Em junho de 1992, o Rio voltou a sediar um evento internacional: a Rio-92. Só o Copacabana Palace acolheu delegações de 12 países, como China e Reino Unido. Um ano antes, em 1991, hospedou o príncipe Charles e a princesa Diana.
Por volta das duas da madrugada, Lady Di pediu à gerência que acendesse as luzes da piscina para dar um mergulho. Suas braçadas foram flagradas por um paparazzo no Edifício Chopin, vizinho ao hotel.
A piscina semiolímpica, construída em 1934 e ampliada em 1949, é apenas uma das atrações do Copa.
O hotel, de 220 unidades, abriga também um teatro, o Copacabana Palace, com capacidade para 323 espectadores; uma quadra de tênis, três restaurantes – dois deles com estrela Michelin – e uma segunda piscina, apelidada de “black pool”, privativa dos hóspedes do sexto andar, o mais cobiçado do hotel.
Além de hóspedes, o Copacabana Palace tem um morador ilustre: o cantor Jorge Ben. Desde 2018, o autor de “País Tropical” mora no hotel. Mudou-se para lá por conta de uma reforma em seu apartamento e nunca mais saiu.
Em 1987, dez anos antes da visita de Vargas Llosa, Gore Vidal também se hospedou no Copacabana Palace.
O escritor americano veio ao Rio para divulgar De Fato e De Ficção. “Velha, decadente, mas digna… Do jeito que eu gosto”, declarou, ao entrar em sua suíte.
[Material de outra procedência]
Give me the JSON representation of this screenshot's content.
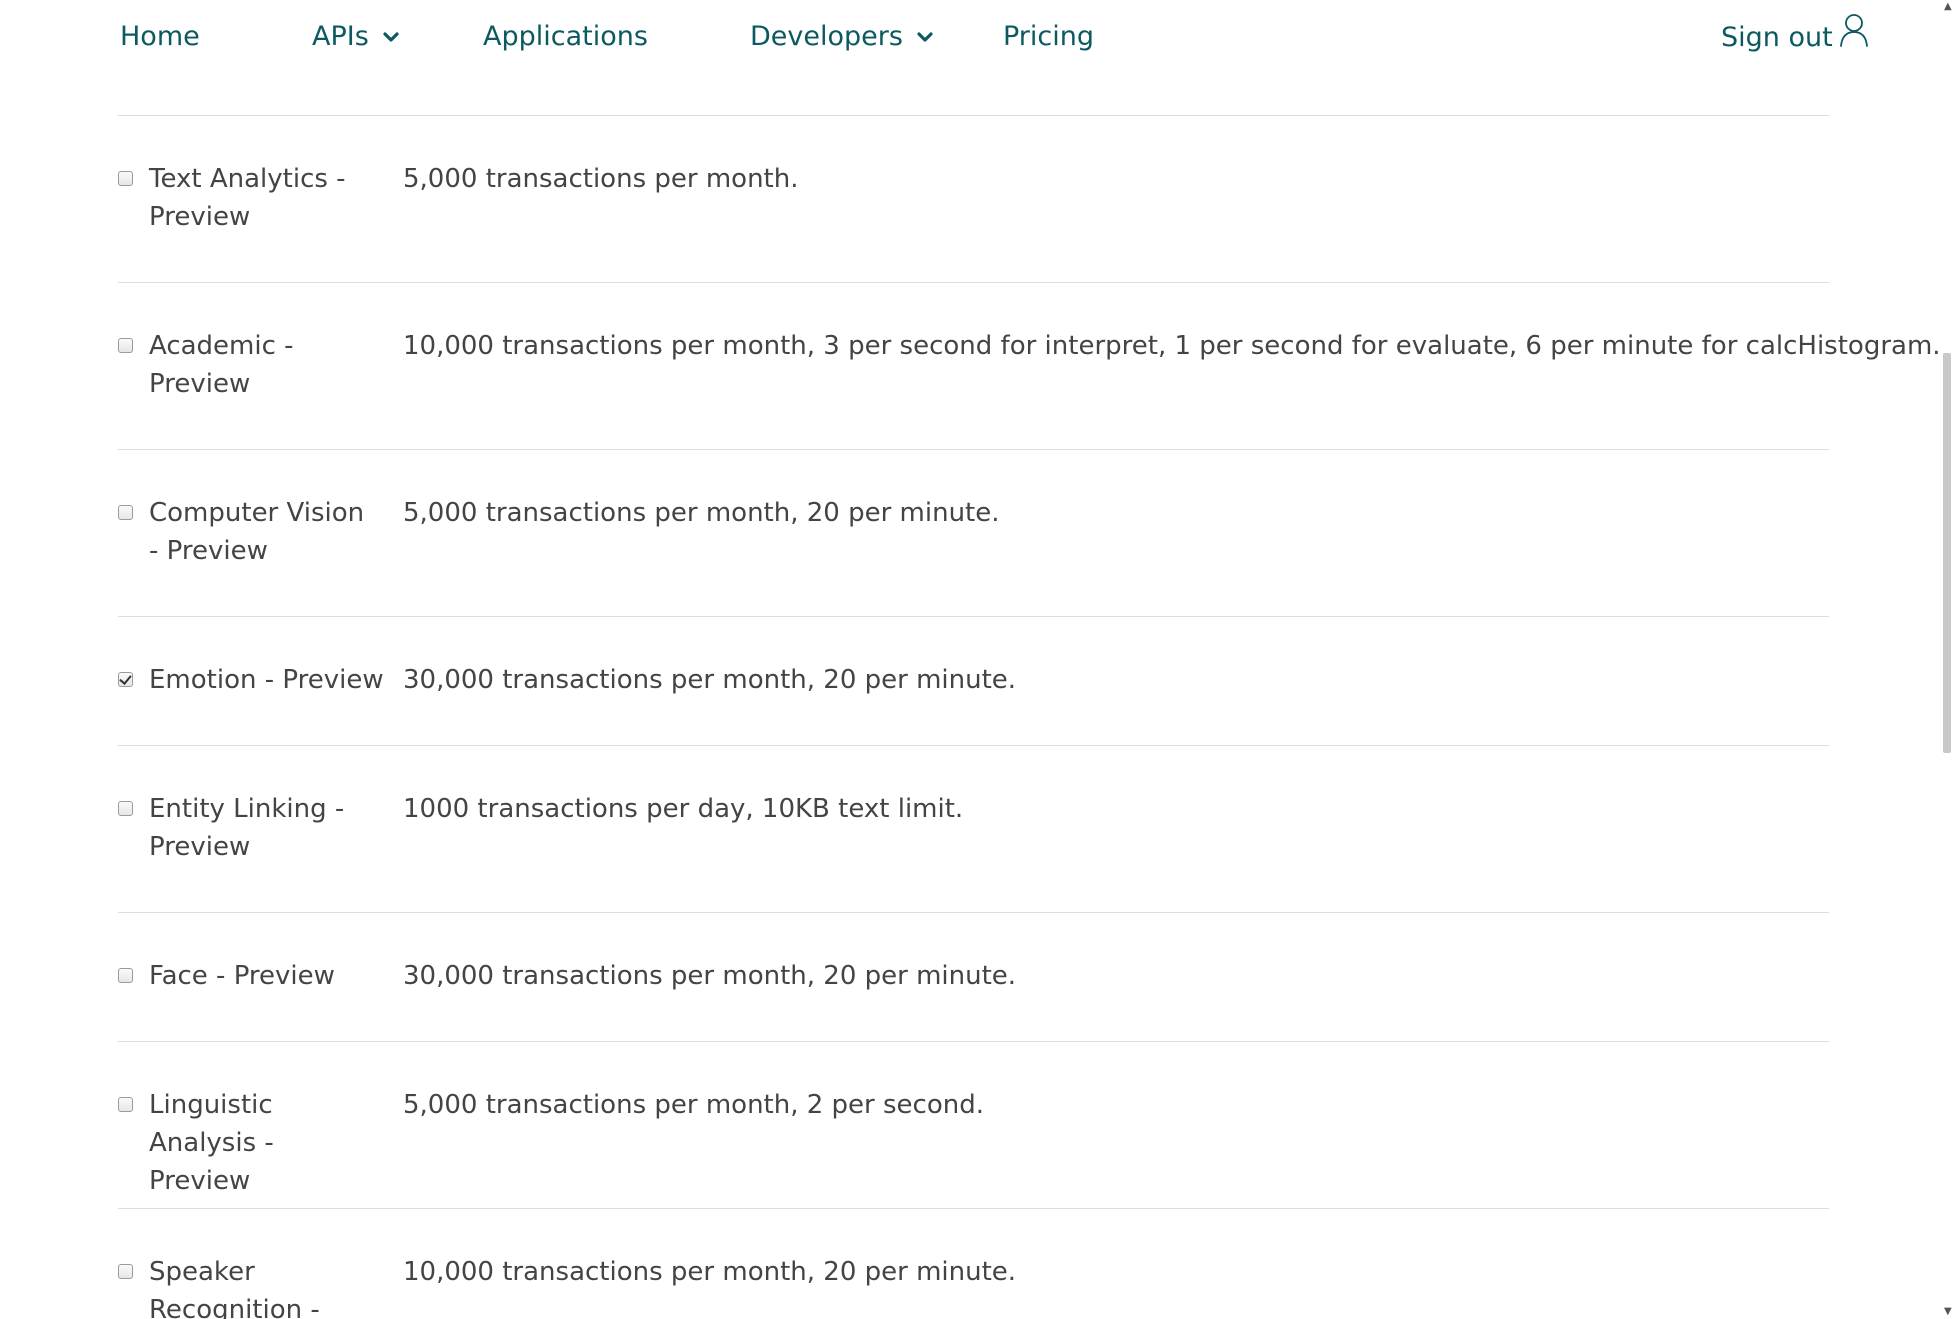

Dois anos depois, o Copacabana Palace, em crise financeira, deixou de pertencer à família Guinle. Foi vendido ao grupo Orient-Express, atual Belmond, por US$ 25 milhões.
“O Copacabana Palace é um símbolo reconhecido internacionalmente na indústria hoteleira. Além de honrar seu legado, quero motivar as futuras gerações”, afirma o atual gerente geral, o português Ulisses Marreiros, que assumiu a função em janeiro de 2021 e comanda hoje uma equipe de mais de 500 funcionários.
“Às vezes, me sinto como o maestro de uma orquestra. Outras, como o timoneiro de uma grande embarcação. Mais do que um trabalho, ser gerente de um hotel de luxo como o Copacabana Palace é quase um lifestyle.”